### Predictions on Test Dataset
Train with the best models from Linear Regression, LightGBM, and Neural Networks and make predictions on the test data of March 2019 to create lineups.

In [66]:
import os
import glob
import warnings

import numpy as np
import pandas as pd
import lightgbm as lgb
import matplotlib.pyplot as plt

from tqdm import tqdm_notebook as tqdm
from sklearn.preprocessing import MinMaxScaler

from keras import backend as K
from keras.models import Sequential
from keras.layers import Dense, Dropout
from keras.wrappers.scikit_learn import KerasRegressor

import utils
from constants import DATA_DIR

In [67]:
np.random.seed(23)
warnings.filterwarnings("ignore")

In [68]:
def root_mean_squared_error(y_true, y_pred):
    return K.sqrt(K.mean(K.square(y_pred - y_true)))


def model_1():
    model = Sequential()
    model.add(Dense(X.shape[1], input_dim=X.shape[1], activation="relu"))
    model.add(Dense(64, activation="relu"))
    model.add(Dense(32, activation="relu"))
    model.add(Dense(1))
    model.compile(loss=root_mean_squared_error, optimizer="adam")
    model.summary()
    return model

In [69]:
def save_pred(predictor, y_pred):
    df_pred = df_features.loc[
        test_indices, ["Date", "Name", "Team", "FPTS", "Pos", "Salary"]
    ]
    df_pred["Pred"] = y_pred
    df_pred.to_csv(
        os.path.join(
            DATA_DIR,
            "Predictions/{}-{}.csv".format(
                pd.Timestamp.now().strftime("%Y%m%d-%Hh%Mm"), predictor
            ),
        ),
        index=False,
    )

In [62]:
weighting = "quad"
df_features = utils.csv_concatenate(
    os.path.join(DATA_DIR, "Dataframes", "Modelling", "Features", weighting)
)
df_features = df_features.sort_values(by=["Date", "Name"]).reset_index(drop=True)
features = df_features.columns[5:]

In [70]:
target_month = 201903

start = 20190301
end = 20190331

test_indices = (df_features["Date"] >= start) & (df_features["Date"] <= end)
train_indices = [not value for value in test_indices]

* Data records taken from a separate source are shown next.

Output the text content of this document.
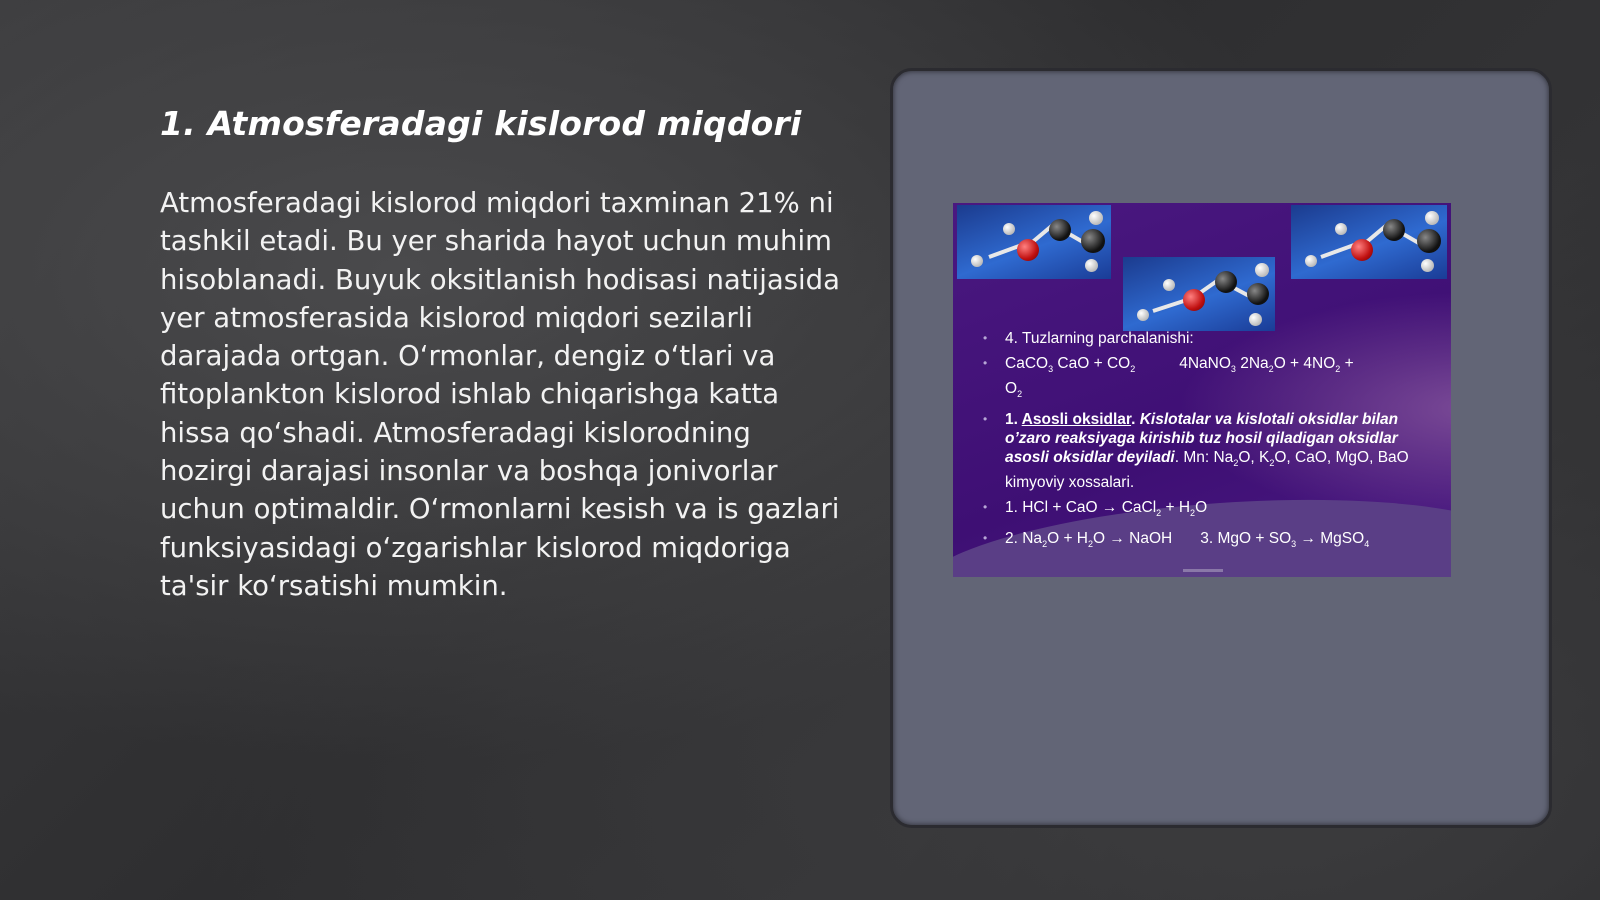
1. Atmosferadagi kislorod miqdori

Atmosferadagi kislorod miqdori taxminan 21% ni tashkil etadi. Bu yer sharida hayot uchun muhim hisoblanadi. Buyuk oksitlanish hodisasi natijasida yer atmosferasida kislorod miqdori sezilarli darajada ortgan. O‘rmonlar, dengiz o‘tlari va fitoplankton kislorod ishlab chiqarishga katta hissa qo‘shadi. Atmosferadagi kislorodning hozirgi darajasi insonlar va boshqa jonivorlar uchun optimaldir. O‘rmonlarni kesish va is gazlari funksiyasidagi o‘zgarishlar kislorod miqdoriga ta'sir ko‘rsatishi mumkin.

• 4. Tuzlarning parchalanishi:
• CaCO$_3$ CaO + $CO_2$	4NaNO$_3$ $2Na_2O + 4NO_2$ +
$O_2$
• 1. Asosli oksidlar. Kislotalar va kislotali oksidlar bilan o’zaro reaksiyaga kirishib tuz hosil qiladigan oksidlar asosli oksidlar deyiladi. Mn: $Na_2O$, $K_2O$, CaO, MgO, BaO kimyoviy xossalari.
• 1. HCl + CaO → CaCl$_2$ + $H_2O$
• 2. $Na_2O + H_2O$ → NaOH 3. MgO + $SO_3$ → MgSO$_4$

X_train = df_features.loc[train_indices, features]
X_test = df_features.loc[test_indices, features]

y_train = df_features.loc[train_indices, "FPTS"].values.reshape(-1, 1).flatten()
y_test = df_features.loc[test_indices, "FPTS"].values.reshape(-1, 1).flatten()

X_train = MinMaxScaler().fit_transform(X_train)
X_test = MinMaxScaler().fit_transform(X_test)

### LightGBM

In [72]:
path_params = sorted(glob.glob(DATA_DIR + "/Models/LightGBM/Params/*.json"))[-1]
df_params = pd.read_json(path_params, lines=True)
df_params = (
    df_params.loc[:, ["target", "params"]]
    .sort_values(by="target", ascending=False)
    .reset_index()
)
display(df_params.head(5))


opt_params = df_params.loc[0, "params"]

for key in opt_params.keys():
    if key in ["max_depth", "num_leaves", "n_estimators"]:
        opt_params[key] = int(round(opt_params[key]))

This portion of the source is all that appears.